Yerli ve milli gururumuz olması gerekirken işin içine saçma sapan ekonomik sıkıntıları işin içine katarak projeyi dibe gömen arkadaşların yaptığı vatan hainliğinden çok bir farkı yok, kendi ülkesinde yapılan bir şeye nefret kusuyor ki bu kendi can sağlığı ile ilgili, ülkenin güvenliği ile ilgili.
Sonra Türkiye'de neden şu bu gelişmiyor diye söyleniyorlar.
Destek çıkılmıyor ve saçma sapan eleştirilere maruz bırakılıyor Türk mühendislerde yurt dışına gidiyor.
Böyle devam.
 
Bu kadar kısa sürede bu ilerleme inanılmaz. Akıncıyı yaparken aynı anda buna başlamadılarsa imkansıza yakın değil mi? Büyük iş.

O kadar imkanı bu işlerde ilgilenen ve yetenekli olan başka birisine verseler yine aynı olurdu.

Ha takdir ediyorum Selçuk bayraktar'ı. Politize edilmesine, siyasete meze olmasını doğru bulmuyorum.
 
O kadar imkanı bu işlerde ilgilenen ve yetenekli olan başka birisine verseler yine aynı olurdu.

Hayır, olmazdı. Baykar ilk devlet desteğini aldığında 50 kişilik bir ekip bile değildi. Şu an ise 3500'e yakın hatta daha fazla çalışanı var. Bunun haricinde stajyer olarak yetiştirip başka firmalarda işe giren, burs verip destekledikleri öğrencileri saymıyorum bile. Bu yetenek değil azim ve istek ile alakalı.

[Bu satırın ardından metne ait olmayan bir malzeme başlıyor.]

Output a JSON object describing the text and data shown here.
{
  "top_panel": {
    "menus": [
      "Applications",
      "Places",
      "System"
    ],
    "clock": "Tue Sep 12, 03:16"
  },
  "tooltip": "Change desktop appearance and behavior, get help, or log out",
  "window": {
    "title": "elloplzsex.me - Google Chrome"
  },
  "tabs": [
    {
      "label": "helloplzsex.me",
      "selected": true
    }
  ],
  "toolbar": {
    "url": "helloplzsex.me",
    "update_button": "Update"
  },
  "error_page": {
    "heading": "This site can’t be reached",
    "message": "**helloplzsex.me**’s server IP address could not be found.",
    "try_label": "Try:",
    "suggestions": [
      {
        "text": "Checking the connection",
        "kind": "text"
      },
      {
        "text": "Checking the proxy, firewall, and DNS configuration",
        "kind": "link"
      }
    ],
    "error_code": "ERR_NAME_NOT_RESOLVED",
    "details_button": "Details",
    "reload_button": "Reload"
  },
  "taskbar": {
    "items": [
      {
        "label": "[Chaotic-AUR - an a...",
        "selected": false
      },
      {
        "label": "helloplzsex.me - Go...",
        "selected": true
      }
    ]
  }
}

Şu "Destek verilseydi herkes aynısını yapardı" lafını artık bırakmanız lazım. Selçuk Bayraktar ne Akıncı ne de Kızılema'yı tek başına yapmadı, dev bir ekip ve arı gibi çalışan bir AR-GE merkezi kurdu. Bu işler yeteneğe değil yatırıma bakar. Ekip kurma becerine bakar, azimli ve sürekli çalışmana bakar. Birkaç haftalık ya da birkaç senelik değil uzun soluklu işler bunlar. Ben ne girişimler gördüm, devlet desteği aldıktan sonra haklı - haksız sebeplerle kapağı yurt dışına atan ya da yurt dışına yatırım yapan.

Sizler hala Baykar'ın 50 - 60 kişiden oluşan bir şirket olduğunu sanmaya devam ettikçe, tabii ki de yeteneği olan herkesin yapabileceğini zannedersiniz. Ancak realite öyle değil ne yazık ki. Yaş ortalaması bu kadar genç olup bu derece yüksek teknoloji üreten başka bir firma yok ülkede.
 
Hayır, olmazdı. Baykar ilk devlet desteğini aldığında 50 kişilik bir ekip bile değildi. Şu an ise 3500'e yakın hatta daha fazla çalışanı var. Bunun haricinde stajyer olarak yetiştirip başka firmalarda işe giren, burs verip destekledikleri öğrencileri saymıyorum bile. Bu yetenek değil azim ve istek ile alakalı.

Şu "Destek verilseydi herkes aynısını yapardı" lafını artık bırakmanız lazım. Selçuk Bayraktar ne Akıncı ne de Kızılema'yı tek başına yapmadı, dev bir ekip ve arı gibi çalışan bir AR-GE merkezi kurdu. Bu işler yeteneğe değil yatırıma bakar. Ekip kurma becerine bakar, azimli ve sürekli çalışmana bakar. Birkaç haftalık ya da birkaç senelik değil uzun soluklu işler bunlar. Ben ne girişimler gördüm, devlet desteği aldıktan sonra haklı - haksız sebeplerle kapağı yurt dışına atan ya da yurt dışına yatırım yapan.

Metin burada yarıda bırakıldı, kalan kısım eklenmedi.